No topo das tabelas de venda e em algumas destronando Inferno de Dan Brown, E as Montanhas Ecoaram prova que a arte de contar histórias unida a uma qualidade literária superior também cria fenómenos comerciais. A raiz deste sucesso é a aura mítica evocada em cada narrativa através dos saltos no tempo, das mudanças de registo da enunciação e da intensidade emocional com que Hosseini desenha, entrelaça e multiplica os retratos de uma dúzia de personagens.

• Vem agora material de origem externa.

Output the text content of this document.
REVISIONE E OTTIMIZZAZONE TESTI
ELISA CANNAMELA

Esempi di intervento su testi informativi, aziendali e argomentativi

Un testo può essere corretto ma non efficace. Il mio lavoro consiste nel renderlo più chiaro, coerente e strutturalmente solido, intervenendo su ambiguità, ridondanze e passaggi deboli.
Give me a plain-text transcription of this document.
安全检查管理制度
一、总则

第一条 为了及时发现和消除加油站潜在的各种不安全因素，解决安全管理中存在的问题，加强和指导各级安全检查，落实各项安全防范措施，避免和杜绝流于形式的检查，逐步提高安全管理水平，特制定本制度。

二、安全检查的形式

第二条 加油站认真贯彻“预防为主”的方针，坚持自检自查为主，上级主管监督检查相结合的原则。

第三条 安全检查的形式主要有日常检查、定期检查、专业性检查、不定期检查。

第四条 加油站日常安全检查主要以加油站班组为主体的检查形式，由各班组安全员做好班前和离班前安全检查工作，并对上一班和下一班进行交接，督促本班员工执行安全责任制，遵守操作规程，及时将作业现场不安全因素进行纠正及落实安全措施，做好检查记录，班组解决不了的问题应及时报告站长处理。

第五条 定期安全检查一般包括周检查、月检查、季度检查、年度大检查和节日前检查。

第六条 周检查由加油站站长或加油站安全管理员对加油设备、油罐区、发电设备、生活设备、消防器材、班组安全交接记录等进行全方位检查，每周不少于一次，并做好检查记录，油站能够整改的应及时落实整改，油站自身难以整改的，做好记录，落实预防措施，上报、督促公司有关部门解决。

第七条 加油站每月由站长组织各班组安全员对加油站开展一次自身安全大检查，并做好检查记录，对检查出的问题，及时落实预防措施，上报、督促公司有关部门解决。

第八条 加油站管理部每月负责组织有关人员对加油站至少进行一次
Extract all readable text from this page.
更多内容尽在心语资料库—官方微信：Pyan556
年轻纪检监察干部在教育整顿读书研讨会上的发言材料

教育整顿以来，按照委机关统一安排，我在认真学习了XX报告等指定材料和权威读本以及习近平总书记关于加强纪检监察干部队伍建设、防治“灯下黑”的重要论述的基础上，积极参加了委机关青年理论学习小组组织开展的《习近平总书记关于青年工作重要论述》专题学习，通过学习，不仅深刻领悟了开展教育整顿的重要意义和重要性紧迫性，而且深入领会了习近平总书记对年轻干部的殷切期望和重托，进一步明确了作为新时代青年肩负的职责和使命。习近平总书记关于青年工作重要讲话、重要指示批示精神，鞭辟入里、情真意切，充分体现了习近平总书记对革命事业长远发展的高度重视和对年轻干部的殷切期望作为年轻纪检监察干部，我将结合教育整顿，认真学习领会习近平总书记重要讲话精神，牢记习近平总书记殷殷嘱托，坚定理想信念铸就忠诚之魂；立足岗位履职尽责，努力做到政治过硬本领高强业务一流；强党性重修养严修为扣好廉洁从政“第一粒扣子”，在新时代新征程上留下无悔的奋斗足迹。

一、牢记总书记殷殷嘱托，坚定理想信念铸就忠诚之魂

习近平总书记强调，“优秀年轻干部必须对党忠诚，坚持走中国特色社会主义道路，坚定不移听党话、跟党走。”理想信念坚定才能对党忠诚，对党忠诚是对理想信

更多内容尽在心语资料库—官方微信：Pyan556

O escritor diz admirar As Vinhas da Ira de Steinbeck e, na verdade, os seus painéis narrativos devem muito ao tema do deslocado. «Como um comboio em movimento», a rede de histórias de vida em E as Montanhas Ecoaram abre-nos janelas inesperadas sobre o passado e o presente do Afeganistão, a relação do país com o exterior e a saga épica daqueles que o trocam pelo Ocidente ou que, mais tarde, pretendem resgatá-lo (Timur e Idris, vindos da Califórnia). Personagens como Adel (filho de um comandante terrorista), Markos (cirurgião plástico), Nila Wahdati (mãe adoptiva de Pari), Parwana (segunda mulher de Saboor, irmã gémea de Massoma), o seu irmão Nabi (cozinheiro e motorista em Cabul) ou Pari (filha de Abdullah, herdeira do nome e da memória da irmã perdida) são construções delicadas que revelam o interior do mundo afegão: «as esperanças e mágoas e sonhos que jaziam disfarçados por pele e osso».
E as Montanhas Ecoaram, Khaled Hosseini, Editorial Presença, 392 págs.